И это в самом деле была правда, не больше и не меньше, и я прекрасно понимала это. Я помолчала, рассматривая его, – старый трюк, с помощью которого можно заставить собеседника сказать больше, чем он собирался. Но Эмори не поддавался на такие штуки. Улыбнувшись, он наклонился стряхнуть пепел с сигареты.
– И еще насчет расследования. Если даже мы узнаем, кто виноват, это ничуть не изменит того, что случилось с нашей семьей. Выяснение вины важно для полиции, и пусть она этим занимается. А для нас оно ничего не изменит, только не даст ране зажить. И я, и Джеймс считаем, что лучше забыть об этом.
– Конечно, вы так считаете, – сказала я без всякого выражения, но он вскинул на меня глаза. Я отвела взгляд и сложила книги Уильяма Эшли в ряд перед собой.
– Что ж, пусть полиция пытает счастья дальше, пока не найдет что-нибудь или не прекратит дело.
– От нас ничего не требуется. При следующем разговоре с герром Готхардом или мистером Эмерсоном я так им и скажу.
Я не поняла, почувствовал Эмори облегчение или нет; он только кивнул и снова затянулся сигаретой. Я отвела глаза, боясь, что мой взгляд покажется слишком внимательным и настороженным. Мне самой было страшно, что я так быстро привыкла к подозрению. Всего каких-то два дня назад это казалось немыслимо, а теперь... Я улыбнулась и гладко перевела разговор на другую тему – о моем возвращении домой, о Мадейре, о Бад-Тёльце, и Эмори с той же легкостью отвлекся. Я гадала, не хочет ли он еще что-нибудь узнать от меня. Выяснить это было нетрудно. Я держалась подальше от сомнительной почвы, выжидая, не ступит ли он сам на нее снова.

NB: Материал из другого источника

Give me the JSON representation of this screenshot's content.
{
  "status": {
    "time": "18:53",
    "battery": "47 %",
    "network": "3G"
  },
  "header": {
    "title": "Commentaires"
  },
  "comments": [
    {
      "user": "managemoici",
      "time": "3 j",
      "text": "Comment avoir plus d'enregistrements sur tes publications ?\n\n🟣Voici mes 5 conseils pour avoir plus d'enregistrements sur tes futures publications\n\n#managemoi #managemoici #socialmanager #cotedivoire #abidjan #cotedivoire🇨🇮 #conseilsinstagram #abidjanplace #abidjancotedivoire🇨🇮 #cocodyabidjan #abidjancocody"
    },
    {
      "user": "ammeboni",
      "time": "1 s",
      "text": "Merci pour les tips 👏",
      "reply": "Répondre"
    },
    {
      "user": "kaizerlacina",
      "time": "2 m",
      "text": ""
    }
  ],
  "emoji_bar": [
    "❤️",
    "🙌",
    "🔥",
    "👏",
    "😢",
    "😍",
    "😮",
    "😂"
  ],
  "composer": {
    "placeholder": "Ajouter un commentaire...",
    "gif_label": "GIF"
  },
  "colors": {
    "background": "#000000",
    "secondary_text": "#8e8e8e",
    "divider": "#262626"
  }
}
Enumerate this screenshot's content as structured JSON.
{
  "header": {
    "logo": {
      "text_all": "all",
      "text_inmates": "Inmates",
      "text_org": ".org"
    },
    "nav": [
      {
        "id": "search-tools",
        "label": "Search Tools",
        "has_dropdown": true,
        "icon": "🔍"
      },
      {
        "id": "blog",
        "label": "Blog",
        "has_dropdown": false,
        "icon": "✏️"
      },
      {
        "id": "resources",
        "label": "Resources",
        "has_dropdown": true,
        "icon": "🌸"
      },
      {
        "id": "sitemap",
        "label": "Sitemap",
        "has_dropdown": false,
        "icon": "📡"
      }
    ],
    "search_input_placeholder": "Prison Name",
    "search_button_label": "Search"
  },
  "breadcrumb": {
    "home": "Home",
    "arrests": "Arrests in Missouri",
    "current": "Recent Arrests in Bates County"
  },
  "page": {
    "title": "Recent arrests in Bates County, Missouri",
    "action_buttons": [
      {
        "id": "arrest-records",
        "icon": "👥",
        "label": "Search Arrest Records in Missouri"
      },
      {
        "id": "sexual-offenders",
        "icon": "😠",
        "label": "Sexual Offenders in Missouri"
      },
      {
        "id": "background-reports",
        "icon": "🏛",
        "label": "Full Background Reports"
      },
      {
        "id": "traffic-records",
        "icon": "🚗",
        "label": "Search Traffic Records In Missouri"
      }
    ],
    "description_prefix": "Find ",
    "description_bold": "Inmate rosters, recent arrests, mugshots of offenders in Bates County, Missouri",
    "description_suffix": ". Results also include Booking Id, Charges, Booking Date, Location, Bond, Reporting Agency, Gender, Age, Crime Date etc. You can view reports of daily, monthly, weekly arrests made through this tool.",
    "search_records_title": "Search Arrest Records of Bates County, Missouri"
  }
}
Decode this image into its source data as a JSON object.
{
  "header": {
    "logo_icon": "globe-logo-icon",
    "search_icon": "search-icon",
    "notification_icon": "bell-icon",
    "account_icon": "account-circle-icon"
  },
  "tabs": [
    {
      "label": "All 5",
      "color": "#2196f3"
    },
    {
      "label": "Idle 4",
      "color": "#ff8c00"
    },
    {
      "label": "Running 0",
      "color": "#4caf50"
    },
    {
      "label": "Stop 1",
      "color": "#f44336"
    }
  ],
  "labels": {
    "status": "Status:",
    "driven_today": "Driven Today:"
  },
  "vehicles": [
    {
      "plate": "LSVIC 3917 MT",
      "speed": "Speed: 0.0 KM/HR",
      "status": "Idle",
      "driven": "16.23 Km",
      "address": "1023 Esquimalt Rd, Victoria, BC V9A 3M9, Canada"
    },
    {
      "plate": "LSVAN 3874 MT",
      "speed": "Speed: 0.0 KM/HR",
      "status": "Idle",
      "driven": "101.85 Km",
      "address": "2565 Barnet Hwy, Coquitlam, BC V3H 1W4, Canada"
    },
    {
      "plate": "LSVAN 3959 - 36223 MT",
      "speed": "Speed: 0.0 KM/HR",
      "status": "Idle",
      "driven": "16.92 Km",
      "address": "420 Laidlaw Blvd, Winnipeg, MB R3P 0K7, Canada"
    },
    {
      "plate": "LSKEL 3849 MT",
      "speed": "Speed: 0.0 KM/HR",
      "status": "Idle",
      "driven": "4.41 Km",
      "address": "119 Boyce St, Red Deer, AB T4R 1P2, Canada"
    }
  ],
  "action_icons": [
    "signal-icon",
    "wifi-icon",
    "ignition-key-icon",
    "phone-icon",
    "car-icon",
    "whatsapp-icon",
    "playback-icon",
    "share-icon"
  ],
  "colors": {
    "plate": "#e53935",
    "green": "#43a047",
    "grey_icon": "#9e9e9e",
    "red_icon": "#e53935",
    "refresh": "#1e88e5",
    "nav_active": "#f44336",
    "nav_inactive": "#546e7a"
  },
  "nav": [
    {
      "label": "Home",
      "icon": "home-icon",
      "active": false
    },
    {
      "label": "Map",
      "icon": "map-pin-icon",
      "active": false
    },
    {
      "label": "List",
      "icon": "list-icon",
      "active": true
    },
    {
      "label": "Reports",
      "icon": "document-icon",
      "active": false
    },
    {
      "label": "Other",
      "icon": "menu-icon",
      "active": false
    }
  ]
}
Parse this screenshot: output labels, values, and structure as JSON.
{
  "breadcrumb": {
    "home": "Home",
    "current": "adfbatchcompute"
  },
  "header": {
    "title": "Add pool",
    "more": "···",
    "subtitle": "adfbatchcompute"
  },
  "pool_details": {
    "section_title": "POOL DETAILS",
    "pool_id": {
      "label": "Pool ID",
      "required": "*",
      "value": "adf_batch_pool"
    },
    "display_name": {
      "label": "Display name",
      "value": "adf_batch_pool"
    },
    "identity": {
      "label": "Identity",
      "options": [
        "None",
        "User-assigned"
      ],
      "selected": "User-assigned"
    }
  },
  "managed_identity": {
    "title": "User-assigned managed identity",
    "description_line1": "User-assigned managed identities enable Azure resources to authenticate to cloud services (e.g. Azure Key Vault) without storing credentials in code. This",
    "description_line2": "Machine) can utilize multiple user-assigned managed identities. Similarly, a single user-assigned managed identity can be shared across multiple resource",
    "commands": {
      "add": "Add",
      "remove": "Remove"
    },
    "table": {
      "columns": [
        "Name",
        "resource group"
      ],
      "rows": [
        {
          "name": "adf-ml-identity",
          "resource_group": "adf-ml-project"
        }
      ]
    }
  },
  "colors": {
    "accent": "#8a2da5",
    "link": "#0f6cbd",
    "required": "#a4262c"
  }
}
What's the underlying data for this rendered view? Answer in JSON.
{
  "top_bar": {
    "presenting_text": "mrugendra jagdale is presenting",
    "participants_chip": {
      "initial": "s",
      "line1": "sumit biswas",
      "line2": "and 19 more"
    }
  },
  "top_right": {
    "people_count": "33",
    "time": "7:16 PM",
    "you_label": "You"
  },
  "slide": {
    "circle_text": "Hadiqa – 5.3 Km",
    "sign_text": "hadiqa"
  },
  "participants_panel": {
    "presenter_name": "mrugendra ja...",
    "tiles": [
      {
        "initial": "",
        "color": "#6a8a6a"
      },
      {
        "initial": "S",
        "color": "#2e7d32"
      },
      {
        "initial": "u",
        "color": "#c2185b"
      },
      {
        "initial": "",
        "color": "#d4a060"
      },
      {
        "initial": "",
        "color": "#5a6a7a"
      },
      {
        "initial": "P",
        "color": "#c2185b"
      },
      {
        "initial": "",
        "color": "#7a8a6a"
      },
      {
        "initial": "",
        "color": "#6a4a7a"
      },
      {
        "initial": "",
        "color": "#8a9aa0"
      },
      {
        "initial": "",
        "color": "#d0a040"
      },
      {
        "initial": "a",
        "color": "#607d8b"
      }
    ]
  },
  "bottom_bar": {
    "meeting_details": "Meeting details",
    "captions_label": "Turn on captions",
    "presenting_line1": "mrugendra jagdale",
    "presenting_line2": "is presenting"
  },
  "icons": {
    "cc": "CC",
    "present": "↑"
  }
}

И он ступил, но не сразу. Мы поговорили об Андерхиллах. Я надеялась, что он промолчит о своих отношениях с Кэти: я знала о них достаточно, и было кое-что, что беспокоило меня больше. Но волноваться не следовало. Джеймс, несомненно, уже рассказал брату о моей реакции на «кражу» сокровищ, и теперь Эмори предпочитал не касаться этого. Говоря об Андерхиллах, он упомянул Кэти мельком, как «симпатичную девушку, с которой легко», но я не заглотила наживку, и он продолжил разговор о делах Джеффа Андерхилла и отъезде всего семейства, который когда-нибудь должен состояться.